# First "homemade" mouse bin!



## Bella (Aug 15, 2010)

Okay guys... I have a new shipment of mice coming in on the weekend (if all goes well) and so I have started to prepare for larger numbers. I can't continue to buy aquariums and lids, so after looking at the numerous pictures on here I have decided to 'make' my own!

This is what I have so far:










This is one of the smaller containers I bought (huge sale!) and would be a male bin. I wanted to practice on the small cheap ones before trying my hand on the bigger bins.

My big question is, should I put mesh on the lid as well, or is a front opening sufficient?


----------



## WoodWitch (Oct 18, 2009)

It would be prudent to put mesh on the lid too, as it will allow better air circulation


----------



## thekylie (Mar 6, 2010)

I would do another side opening if you plan on stacking them.

It looks good so far though! Much better than my first attempt.


----------



## Elven (Apr 18, 2010)

And you might want to leave some more plastic to the bottom, to prevent the beddings to drop out and making a mess.


----------



## laoshu (Sep 16, 2009)

I would also make sure there is more plastic at the bottom to ensure you dont get bedding everywhere. ventilation at the top would be very good ( mice can create a lot of heat and the tub will sweat if that heat cant escape) or side ventilation if your stacking (all that has been mentioned already  )
Something a bit more like this


----------



## Bella (Aug 15, 2010)

Thanks guys. Because these bins are shaped (not flat on the front) I wasn't sure how well it work out to try doing a straight opening, which is why I went with the shaped holes. Good point though!
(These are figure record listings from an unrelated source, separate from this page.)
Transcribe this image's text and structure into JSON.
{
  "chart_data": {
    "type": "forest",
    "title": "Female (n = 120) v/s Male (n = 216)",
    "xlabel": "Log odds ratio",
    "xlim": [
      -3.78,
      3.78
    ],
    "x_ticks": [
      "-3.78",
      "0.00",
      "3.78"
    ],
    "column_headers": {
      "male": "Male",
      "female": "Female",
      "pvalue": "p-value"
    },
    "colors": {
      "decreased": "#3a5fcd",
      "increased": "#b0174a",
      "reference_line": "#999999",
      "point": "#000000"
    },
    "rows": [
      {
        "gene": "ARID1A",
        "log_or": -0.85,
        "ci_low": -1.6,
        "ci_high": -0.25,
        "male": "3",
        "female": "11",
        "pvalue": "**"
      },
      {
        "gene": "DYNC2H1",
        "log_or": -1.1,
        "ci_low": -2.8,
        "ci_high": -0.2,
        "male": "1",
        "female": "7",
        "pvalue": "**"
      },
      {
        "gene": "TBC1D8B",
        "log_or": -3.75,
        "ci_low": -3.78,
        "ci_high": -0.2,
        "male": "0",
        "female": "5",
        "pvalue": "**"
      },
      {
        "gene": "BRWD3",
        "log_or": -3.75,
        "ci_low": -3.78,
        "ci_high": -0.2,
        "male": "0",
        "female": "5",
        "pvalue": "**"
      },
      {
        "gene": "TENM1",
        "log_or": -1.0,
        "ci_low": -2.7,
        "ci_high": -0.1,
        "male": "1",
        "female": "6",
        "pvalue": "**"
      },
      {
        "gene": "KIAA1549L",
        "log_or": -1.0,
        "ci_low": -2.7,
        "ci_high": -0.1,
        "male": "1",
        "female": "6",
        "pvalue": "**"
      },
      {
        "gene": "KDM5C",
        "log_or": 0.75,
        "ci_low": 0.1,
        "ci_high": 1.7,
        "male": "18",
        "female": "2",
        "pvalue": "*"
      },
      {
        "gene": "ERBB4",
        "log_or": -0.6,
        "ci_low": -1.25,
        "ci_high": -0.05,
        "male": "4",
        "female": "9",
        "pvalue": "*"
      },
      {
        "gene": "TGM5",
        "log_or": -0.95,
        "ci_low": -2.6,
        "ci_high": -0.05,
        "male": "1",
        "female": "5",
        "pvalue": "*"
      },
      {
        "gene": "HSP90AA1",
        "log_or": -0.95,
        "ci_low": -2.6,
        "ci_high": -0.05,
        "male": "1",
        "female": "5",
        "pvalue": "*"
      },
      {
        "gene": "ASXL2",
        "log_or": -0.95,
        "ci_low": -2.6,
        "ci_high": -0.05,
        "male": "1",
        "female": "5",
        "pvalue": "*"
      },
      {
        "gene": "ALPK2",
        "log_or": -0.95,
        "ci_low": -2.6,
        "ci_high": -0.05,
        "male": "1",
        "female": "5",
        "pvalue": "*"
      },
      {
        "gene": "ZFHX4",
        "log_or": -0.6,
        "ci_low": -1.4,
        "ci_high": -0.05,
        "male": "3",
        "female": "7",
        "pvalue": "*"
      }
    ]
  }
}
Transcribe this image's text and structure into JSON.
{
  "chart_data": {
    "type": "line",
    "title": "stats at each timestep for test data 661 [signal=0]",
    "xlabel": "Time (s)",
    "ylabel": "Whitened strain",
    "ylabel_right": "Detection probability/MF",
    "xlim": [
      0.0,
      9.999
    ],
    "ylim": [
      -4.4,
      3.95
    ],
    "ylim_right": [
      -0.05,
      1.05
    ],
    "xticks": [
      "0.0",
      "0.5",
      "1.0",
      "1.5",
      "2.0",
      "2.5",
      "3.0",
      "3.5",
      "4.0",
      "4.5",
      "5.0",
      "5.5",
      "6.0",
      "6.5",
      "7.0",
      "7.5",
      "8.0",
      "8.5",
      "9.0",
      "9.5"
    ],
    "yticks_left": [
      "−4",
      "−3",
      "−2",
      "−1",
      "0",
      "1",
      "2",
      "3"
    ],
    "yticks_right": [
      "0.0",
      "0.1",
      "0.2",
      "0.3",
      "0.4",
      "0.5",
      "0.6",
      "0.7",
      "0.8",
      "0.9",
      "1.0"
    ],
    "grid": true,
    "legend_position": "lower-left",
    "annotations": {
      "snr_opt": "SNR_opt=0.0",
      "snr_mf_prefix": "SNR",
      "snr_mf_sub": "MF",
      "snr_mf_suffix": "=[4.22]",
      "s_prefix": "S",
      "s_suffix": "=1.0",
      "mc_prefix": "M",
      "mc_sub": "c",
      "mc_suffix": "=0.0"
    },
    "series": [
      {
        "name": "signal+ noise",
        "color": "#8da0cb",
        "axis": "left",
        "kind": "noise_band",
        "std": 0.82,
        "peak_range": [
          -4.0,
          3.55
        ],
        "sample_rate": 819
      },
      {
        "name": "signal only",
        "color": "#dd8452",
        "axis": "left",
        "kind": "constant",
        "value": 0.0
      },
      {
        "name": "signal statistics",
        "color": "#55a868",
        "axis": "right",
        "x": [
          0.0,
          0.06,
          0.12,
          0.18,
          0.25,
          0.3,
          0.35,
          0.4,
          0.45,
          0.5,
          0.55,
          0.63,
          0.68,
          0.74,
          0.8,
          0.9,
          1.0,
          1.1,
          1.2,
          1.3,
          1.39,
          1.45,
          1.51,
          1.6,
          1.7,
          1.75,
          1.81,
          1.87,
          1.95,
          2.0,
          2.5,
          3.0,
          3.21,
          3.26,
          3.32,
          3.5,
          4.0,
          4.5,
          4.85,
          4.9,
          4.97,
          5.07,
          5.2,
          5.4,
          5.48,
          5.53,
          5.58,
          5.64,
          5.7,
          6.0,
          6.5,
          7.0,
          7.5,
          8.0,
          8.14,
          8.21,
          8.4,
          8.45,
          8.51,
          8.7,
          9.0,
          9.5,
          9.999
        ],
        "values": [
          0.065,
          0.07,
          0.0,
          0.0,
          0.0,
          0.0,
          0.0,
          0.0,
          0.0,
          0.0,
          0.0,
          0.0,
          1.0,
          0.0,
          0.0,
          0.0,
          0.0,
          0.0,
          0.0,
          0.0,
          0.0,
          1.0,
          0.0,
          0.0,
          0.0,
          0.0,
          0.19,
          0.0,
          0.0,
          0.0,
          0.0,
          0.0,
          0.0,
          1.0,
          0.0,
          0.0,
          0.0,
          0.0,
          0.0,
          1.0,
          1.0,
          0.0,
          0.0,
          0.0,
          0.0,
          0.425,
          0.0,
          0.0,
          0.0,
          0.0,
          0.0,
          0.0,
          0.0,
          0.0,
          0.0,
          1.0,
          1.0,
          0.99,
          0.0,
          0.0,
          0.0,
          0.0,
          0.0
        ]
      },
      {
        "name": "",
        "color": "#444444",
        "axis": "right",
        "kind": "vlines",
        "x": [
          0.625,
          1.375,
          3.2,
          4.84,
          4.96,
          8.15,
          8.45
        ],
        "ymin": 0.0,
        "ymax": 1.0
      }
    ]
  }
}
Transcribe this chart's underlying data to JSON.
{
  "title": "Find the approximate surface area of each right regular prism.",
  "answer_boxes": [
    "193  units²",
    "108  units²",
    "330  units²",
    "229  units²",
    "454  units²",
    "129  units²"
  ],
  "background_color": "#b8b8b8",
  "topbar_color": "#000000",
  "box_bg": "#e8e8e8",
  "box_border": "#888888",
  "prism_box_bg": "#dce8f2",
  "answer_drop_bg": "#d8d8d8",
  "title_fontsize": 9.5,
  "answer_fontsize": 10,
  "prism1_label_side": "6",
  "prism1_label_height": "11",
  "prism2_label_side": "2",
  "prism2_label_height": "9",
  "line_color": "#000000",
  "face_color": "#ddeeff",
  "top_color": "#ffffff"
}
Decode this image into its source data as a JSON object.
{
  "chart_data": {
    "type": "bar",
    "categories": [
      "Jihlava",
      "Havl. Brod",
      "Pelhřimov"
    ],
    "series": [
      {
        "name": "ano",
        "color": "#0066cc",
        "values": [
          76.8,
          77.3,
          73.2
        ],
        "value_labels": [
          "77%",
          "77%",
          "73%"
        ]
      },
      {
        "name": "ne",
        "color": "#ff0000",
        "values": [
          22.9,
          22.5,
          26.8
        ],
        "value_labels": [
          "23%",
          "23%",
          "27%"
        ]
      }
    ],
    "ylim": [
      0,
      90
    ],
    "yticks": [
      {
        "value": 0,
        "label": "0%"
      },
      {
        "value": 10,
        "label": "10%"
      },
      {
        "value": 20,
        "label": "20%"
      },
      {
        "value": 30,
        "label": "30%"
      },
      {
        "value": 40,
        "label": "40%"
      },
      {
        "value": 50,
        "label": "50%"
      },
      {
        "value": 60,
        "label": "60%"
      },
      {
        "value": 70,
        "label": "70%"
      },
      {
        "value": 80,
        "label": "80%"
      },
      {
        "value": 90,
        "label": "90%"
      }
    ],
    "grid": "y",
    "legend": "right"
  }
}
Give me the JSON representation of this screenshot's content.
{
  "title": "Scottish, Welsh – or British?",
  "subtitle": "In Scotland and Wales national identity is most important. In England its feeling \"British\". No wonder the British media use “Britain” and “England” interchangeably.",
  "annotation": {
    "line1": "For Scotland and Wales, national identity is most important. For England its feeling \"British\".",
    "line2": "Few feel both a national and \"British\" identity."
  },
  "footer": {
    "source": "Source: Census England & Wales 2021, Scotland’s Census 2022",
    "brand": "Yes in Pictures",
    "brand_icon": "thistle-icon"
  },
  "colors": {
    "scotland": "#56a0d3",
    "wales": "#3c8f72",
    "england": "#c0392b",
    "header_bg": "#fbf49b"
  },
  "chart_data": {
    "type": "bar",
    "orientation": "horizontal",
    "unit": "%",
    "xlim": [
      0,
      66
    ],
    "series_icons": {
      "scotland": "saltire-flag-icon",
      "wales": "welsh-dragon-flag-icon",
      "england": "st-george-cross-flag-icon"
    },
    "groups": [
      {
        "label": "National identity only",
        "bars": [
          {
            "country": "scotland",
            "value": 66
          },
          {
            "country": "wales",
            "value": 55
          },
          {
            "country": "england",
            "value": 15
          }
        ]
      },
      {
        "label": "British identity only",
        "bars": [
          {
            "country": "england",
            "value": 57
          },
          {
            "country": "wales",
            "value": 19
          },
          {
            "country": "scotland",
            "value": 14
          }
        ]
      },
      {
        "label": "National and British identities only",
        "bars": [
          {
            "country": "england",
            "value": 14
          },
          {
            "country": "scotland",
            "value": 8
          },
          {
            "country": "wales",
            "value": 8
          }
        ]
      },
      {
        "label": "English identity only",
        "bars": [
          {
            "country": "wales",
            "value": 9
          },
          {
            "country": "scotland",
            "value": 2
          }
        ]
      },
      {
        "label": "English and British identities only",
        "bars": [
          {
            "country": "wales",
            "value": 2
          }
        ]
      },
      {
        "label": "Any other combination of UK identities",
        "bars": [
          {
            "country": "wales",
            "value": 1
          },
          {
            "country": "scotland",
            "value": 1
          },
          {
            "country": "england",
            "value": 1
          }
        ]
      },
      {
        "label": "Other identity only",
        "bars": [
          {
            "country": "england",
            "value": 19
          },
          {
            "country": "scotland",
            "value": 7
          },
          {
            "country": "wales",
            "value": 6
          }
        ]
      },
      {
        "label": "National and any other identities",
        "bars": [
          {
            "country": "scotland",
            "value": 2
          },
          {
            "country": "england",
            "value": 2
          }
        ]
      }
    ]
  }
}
Here are the ones I have finished so far:


----------



## laoshu (Sep 16, 2009)

they look good.. I have done bins that are not flat at the front and they seem to work well with the mesh once you tie it all together. The only problem I can see you having is bedding being pushed out the front, apart from that its all good


----------



## Bella (Aug 15, 2010)

Thanks guys! My next set of bins are going to have the higher, longer openings in the front like was sketched out for me.


----------